Exporting PDFs with ReportLab

For more comprehensive and customized PDFs, ReportLab offers a wide range of possibilities. First, you need to install ReportLab:

pip install reportlab

Once installed, you can start building PDFs with much greater control over the layout and appearance. Here’s how to create a basic PDF report with ReportLab:

from reportlab.lib.pagesizes import letter
from reportlab.pdfgen import canvas
import pandas as pd

# Creating a canvas
c = canvas.Canvas("dataframe_report.pdf", pagesize=letter)

# Sample DataFrame
# {... Same DataFrame as before ...}

c.drawString(100, 750, "DataFrame Report")
c.showPage()
c.save()

This snippet initiates a PDF file, writes a title, and saves the document. However, to include our DataFrame, we need to serialize it into a format that ReportLab can display. Since ReportLab doesn’t inherently understand Pandas DataFrames, we have to manually iterate over the DataFrame rows and columns to print each cell’s value onto the PDF:

# {... Initialize canvas and DataFrame as before ...}

def add_dataframe_to_pdf(canvas, dataframe):
    textobject = canvas.beginText(40, 750)
    for col in dataframe.columns:
        textobject.textLine(col)
    for index, row in dataframe.iterrows():
        row_str = ' '.join(map(str, row))
        textobject.textLine(row_str)
    canvas.drawText(textobject)

add_dataframe_to_pdf(c, df)
c.save()

This method provides basic functionality for DataFrame to PDF conversion but is quite limited in terms of styling and layout options.

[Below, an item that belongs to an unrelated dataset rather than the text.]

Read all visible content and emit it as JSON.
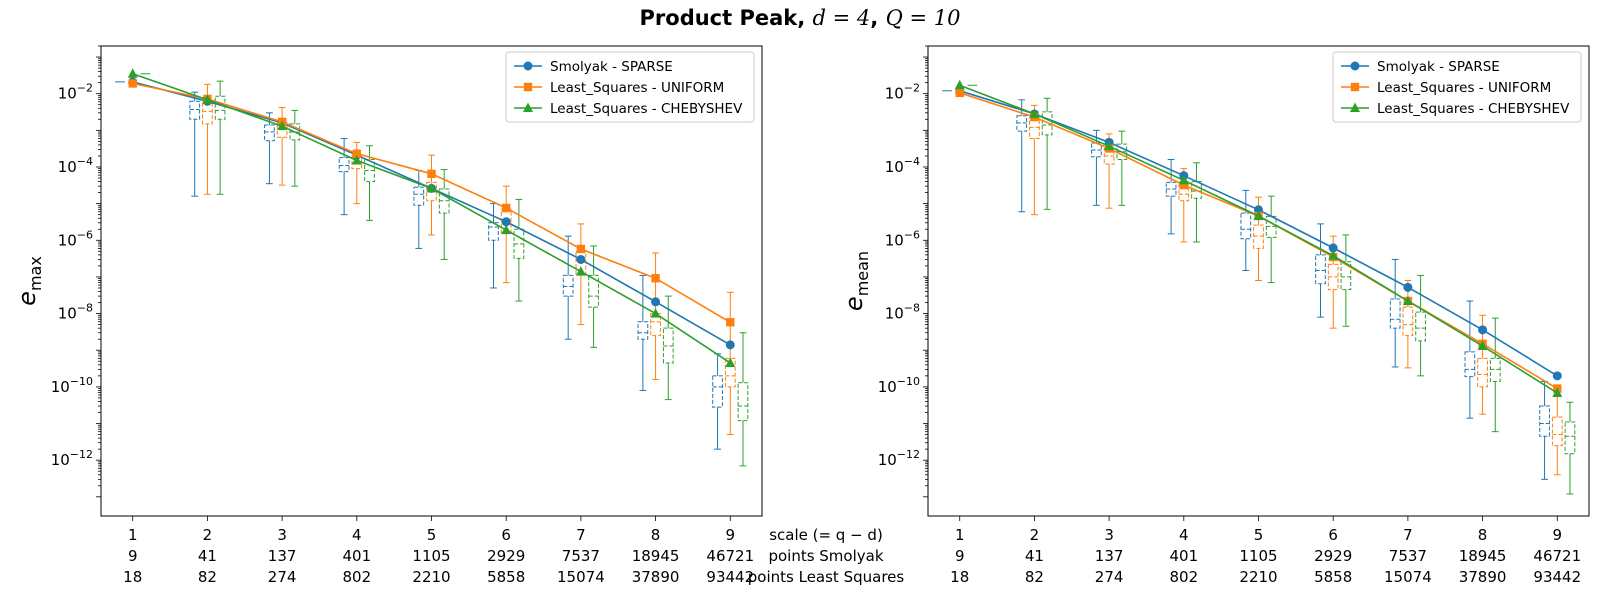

For larger data sets or more sophisticated formatting needs, a more advanced approach is necessary.

Advanced Styling with ReportLab

ReportLab is powerful and supports intricate PDF designs, including table styles that better suit data representation. Expanding on the previous examples, we can implement table styling to enhance the visual appeal of our DataFrame in the PDF report:

from reportlab.platypus import SimpleDocTemplate, Table, TableStyle
from reportlab.lib import colors

# {... Initialize DataFrame ...}

doc = SimpleDocTemplate("styled_dataframe_report.pdf")
elements = []

table = Table(df.values.tolist(), colWidths=100, rowHeights=30)
table.setStyle(TableStyle([('BACKGROUND', (0,0), (-1,0), colors.grey),
                           ('TEXTCOLOR', (0, 0), (-1, 0), colors.whitesmoke),
                           ('ALIGN',(0,0),(-1,-1),'CENTER'),
                           ('FONTNAME', (0,0), (-1,0), 'Helvetica-Bold'),
                           ('BOTTOMPADDING', (0,0), (-1,0), 12),
                           ('BACKGROUND',(0,1),(-1,-1),colors.beige),
                           ('GRID', (0,0), (-1,-1), 1, colors.black)]))
elements.append(table)

doc.build(elements)

This method allows you to create beautifully styled PDF reports that are both functional and aesthetically pleasing. The TableStyle enables us to apply backgrounds, font styles, alignment, and cell padding to our data, significantly improving the readability and presentation of the exported DataFrame.

Conclusion

In summary, Pandas does not directly support exporting DataFrames to PDF, but with the help of libraries like Matplotlib and ReportLab, we can accomplish this task. Starting from basic visualizations to more advanced, stylized PDF reports, this guide offers solutions catered to a variety of needs. Mastering these techniques will enable you to share and present your data sets in the universally accessible and professional format of PDF.